“The things that keep you here are your colleagues and your students,” says Rich Aaronian, the Harlen Page Amen Professor of Science and longest-tenured faculty member at Exeter. In his 45 years at the Academy, he has likely taught more students than any other current instructor.
“The kids stretch you,” he says “I learned a long time ago that kids will ask questions about everything. They’ll ask something, and I’ll think, ‘I’ve never thought of it that way.’”
Rich approaches every class as if for the first time, asking new questions to help his students immerse themselves in discussion and tailoring the coursework to cover advances in science and technology.
“As a faculty, we’re always learning from one another,” he says. “The advantage of being in a larger school and department leads to cross-fertilization of ideas and teaching techniques not only among my Science Department colleagues but those in other departments as well. I rarely do the same thing one year to the next because I’m always learning.”

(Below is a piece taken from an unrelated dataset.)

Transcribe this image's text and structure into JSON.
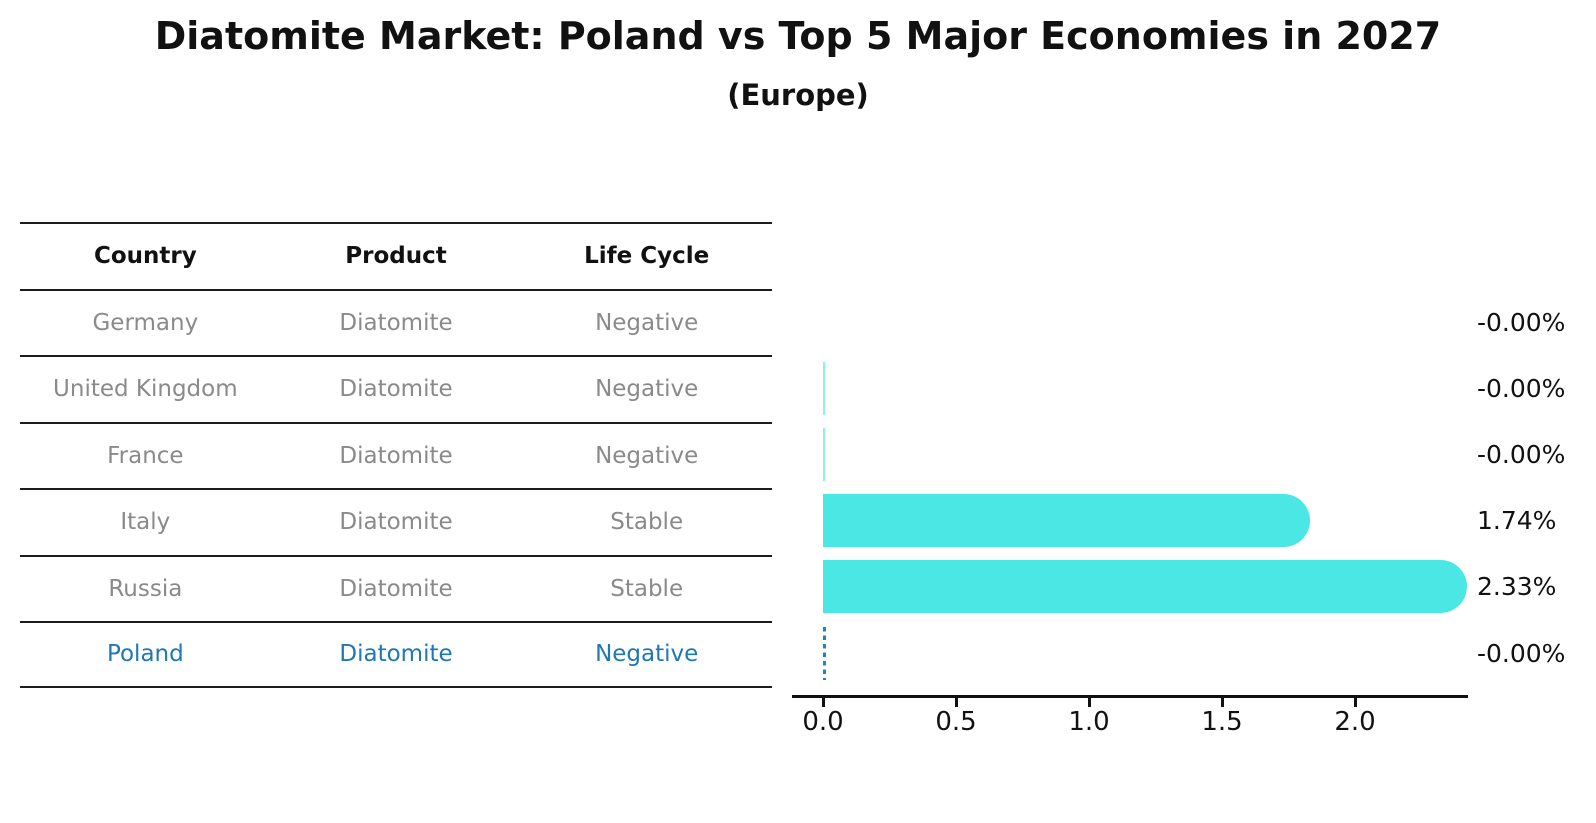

Both rapid developments within his field and in teaching at Exeter have helped sustain an environment that has been stimulating and challenging throughout Rich’s career.
“I’ve been able to help introduce both Marine Biology and Ornithology, which had not been taught here before,” he says. “Exeter embraces the opportunity to teach a variety of biology courses — both introductory and specialized offerings.”
The 24/7 nature of the boarding school experience also means Rich has opportunity to work with students beyond the classroom. He spent 14 years living in Exeter’s dormitories, coached JV hockey for 26 years and is still involved with JV baseball.
“The advantage of being at a place like Exeter is that you get to see kids from different points of view. They’re different in a dorm versus a classroom setting, and we get to be part of that… Most of the personal relationships I’ve built with students over the years have come through the dorm and athletics. Knowing that I had some influence in their lives keeps me here.”